On Friday 04 May 2012 11:17 PM, H. S. Teoh wrote:
On Fri, May 04, 2012 at 03:13:21PM -0400, Steven Schveighoffer wrote:
[...]
I think he meant that object (and library) binary files would be
augmented by API segments that provide what di files provide now --
an interface-only version of the code.  It doesn't have to be text,
it can be binary (maybe even partially compiled).

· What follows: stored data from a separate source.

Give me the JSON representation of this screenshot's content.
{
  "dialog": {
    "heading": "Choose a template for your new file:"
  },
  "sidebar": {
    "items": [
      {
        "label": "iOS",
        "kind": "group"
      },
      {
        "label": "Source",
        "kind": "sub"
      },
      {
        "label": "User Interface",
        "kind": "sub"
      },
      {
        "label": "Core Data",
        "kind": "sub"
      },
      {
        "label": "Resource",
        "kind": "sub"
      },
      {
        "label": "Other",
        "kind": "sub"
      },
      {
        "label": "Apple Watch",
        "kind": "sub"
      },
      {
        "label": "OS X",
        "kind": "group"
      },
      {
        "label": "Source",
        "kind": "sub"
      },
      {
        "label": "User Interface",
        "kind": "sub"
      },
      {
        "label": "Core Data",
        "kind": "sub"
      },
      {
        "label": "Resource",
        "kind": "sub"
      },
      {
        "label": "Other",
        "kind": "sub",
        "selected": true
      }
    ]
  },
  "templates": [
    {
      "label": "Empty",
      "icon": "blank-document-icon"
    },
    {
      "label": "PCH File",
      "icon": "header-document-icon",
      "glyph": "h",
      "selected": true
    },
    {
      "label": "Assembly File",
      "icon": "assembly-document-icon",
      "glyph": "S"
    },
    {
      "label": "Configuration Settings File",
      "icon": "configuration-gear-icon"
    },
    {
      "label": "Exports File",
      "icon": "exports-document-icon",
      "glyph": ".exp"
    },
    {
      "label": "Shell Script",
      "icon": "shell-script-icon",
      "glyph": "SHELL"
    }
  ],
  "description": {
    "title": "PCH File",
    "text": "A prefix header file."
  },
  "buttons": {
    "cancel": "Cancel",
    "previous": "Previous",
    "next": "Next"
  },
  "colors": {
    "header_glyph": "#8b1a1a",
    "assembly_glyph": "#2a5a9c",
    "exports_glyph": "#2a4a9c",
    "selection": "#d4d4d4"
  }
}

The really nice thing you get from this is, the compiler now would
use this object file instead of .d files for importing.  So not only
do you eliminate errors from having two possibly separately
maintained files, but the compiler can build *extra* details into
the .dobj file.  For example, it could put in metadata that would
allow for full escape analysis.  Or tag that a function is implied
pure (without actually having to tag the function with the pure
attribute).
[...]

+1. It's about time we moved on from 30+ year old outdated linker
technology, to something more powerful. Full escape analysis, compiler
deduced function attributes like pureness, all the stuff that's
impractical to implement in the current system, can all be done in a
reasonable way if we stuck this information into the object files. The
linker doesn't have to care what's in those extra sections; the compiler
reads the info and does what it needs to do. The linker can omit the
extra info from the final executable. (Or make use of it, if we
implement a smarter linker. Like do cross-module string optimization, or
something.)


T


Purity inference won't happen either way. Purity is part of your API and also meant to help you reason about your code. If the compiler just infers purity in a function and you later change the implementation so it's no longer pure, you break your users' code. Also, purity would no longer help you reason about your code if it's not explicit.